Will Aetna Walk Its Talk?
Wednesday, September 30th, 2015No matter your age healthcare is/should be a serious concern.
If not for yourself then for your parents and others you care about.
And not just a new app that delivers services a different way, no matter how good.
What needs to change is the culture of not only insurance companies, but medical service providers (doctors, labs, testing, hospitals, etc.), other various and sundry vendors within the ecosystem, not to mention the government in the form of Medicare and Medicaid.
When you look at the deeply entrenched interests on that list the possibility of anything actually happening in the near-term seems remote, if at all.
Not even the proverbial 500 pound gorilla, think Google or Facebook, has the clout to even dent that crowd.

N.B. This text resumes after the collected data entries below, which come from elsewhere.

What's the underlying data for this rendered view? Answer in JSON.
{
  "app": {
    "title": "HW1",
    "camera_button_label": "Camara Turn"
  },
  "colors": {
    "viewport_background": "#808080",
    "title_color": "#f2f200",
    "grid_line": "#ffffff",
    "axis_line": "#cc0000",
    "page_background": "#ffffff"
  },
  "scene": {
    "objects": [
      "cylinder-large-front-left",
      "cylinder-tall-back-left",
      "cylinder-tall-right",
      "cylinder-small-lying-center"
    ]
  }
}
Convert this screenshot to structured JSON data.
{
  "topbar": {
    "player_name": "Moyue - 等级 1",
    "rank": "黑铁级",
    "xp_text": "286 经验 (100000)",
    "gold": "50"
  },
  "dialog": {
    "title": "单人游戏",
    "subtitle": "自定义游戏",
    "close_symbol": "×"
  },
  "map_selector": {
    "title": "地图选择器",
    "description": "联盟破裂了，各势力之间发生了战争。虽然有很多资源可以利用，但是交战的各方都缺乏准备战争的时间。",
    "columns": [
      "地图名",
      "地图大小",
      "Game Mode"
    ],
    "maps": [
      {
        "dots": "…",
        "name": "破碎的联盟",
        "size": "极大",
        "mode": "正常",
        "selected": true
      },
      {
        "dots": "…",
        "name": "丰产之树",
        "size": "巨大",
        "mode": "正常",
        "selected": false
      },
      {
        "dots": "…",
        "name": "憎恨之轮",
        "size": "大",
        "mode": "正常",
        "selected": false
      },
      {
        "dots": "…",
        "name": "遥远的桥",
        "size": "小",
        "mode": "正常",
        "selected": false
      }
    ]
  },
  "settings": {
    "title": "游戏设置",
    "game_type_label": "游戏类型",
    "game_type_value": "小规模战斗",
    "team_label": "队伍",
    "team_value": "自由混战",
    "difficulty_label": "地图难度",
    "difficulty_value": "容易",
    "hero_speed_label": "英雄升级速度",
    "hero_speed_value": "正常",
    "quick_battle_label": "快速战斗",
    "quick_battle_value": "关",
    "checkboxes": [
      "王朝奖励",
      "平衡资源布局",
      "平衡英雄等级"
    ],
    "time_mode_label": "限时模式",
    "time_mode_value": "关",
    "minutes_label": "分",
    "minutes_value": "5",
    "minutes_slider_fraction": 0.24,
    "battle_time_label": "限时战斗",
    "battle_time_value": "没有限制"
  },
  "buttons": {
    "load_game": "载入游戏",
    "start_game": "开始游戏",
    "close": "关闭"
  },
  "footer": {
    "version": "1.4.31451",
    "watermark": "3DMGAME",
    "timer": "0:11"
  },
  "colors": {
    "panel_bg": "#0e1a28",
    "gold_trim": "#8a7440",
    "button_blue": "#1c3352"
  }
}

But what about Aetna Insurance under CEO Mark Bertolini, a 1000 pound gorilla and long-time global player in healthcare that has the clout, since it insures two thirds of the Fortune 100 and a great number of the 500?
…Bertolini called the sector “too bloated and accountable to no one.” The system — which will cost US$4.6 trillion, or 20 percent of U.S. GDP, by 2020 — “charges patients and rewards care providers on services delivered, not patient outcomes,”…
Aetna is taking a three prong approach that includes, paying for positive outcomes, as opposed to fees for services; changing corporate health offerings in order to tap into positive consumer behavior and eating its own dog food — as every good startup does.
The big question is whether Aetna will walk its talk.
Based on the comments it’s questionable.